Firewall in bridge mode

As my initial step I have a very simple setup:

internet --> ISP modem (bridge mode) --> openWrt router

When reading the documentation on bridge mode, I saw this:

Firewall bridge mode support in OpenWrt is provided by the kmod-br-netfilter module.

Does that mean the standard firewall fw3 automatically incorporates this module? Or do I have to enable this module explicitly when I am working in bridge mode?

I am unclear why the firewall setup should be different for the openWrt when it does the WAN access directly, or when it has the ISP modem as intermediary. Can someone explain what the difference is?


That guide is targeted to a setup where the OpenWrt device is in bridge mode, or the modem is integrated into the OpenWrt device. In your case, since the modem is a separate device and is configured as a bridge, your router acts as a router, and the standard configuration for fw3 applies.
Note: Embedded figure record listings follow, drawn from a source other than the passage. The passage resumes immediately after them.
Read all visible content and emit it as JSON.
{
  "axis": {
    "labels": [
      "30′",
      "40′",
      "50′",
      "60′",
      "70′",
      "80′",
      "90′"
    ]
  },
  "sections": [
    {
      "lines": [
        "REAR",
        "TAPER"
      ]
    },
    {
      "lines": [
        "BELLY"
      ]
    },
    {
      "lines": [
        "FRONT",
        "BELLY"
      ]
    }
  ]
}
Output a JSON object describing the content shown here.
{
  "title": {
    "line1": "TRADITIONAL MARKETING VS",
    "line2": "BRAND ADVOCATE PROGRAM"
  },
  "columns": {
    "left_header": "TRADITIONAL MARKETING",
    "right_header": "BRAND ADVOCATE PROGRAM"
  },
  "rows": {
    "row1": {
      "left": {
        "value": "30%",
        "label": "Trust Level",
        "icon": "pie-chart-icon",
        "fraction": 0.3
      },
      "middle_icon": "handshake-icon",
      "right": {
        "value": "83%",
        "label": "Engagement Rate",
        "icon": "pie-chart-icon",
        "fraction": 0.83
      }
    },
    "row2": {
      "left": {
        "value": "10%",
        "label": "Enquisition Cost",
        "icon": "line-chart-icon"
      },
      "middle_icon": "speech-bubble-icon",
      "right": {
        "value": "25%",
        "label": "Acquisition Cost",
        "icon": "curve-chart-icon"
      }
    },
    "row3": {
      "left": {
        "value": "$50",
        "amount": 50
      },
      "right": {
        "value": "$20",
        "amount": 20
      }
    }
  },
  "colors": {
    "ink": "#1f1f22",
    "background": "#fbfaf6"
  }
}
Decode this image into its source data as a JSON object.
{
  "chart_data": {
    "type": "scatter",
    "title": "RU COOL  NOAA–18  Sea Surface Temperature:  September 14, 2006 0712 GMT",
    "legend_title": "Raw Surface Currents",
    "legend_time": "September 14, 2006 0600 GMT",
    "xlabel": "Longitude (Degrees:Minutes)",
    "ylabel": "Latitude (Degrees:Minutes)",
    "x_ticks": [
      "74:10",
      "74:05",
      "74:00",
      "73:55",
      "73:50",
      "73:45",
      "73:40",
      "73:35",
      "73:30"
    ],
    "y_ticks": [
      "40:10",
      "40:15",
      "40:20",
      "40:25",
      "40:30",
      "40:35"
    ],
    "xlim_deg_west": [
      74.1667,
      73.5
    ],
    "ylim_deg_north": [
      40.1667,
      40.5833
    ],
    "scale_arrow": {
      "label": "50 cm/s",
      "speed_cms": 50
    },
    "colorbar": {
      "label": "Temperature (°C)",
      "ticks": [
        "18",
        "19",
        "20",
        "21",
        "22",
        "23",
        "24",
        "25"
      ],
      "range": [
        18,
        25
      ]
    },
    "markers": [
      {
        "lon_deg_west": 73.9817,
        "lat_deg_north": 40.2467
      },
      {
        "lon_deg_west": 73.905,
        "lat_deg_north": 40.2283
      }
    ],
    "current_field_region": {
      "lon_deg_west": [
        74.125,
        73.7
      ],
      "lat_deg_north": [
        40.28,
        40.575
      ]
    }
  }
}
I guess you have a WAN interface, configured as PPPoE, DHCP, or similar, with a public IP address, and at least one LAN interface, with a static private IP address. Then, there is no bridge involved here, and how does your WAN reach the internet is irrelevant to OpenWrt.


Ah yes, that makes more sense. Thank you for the explanation.

1 Like

This topic was automatically closed 10 days after the last reply. New replies are no longer allowed.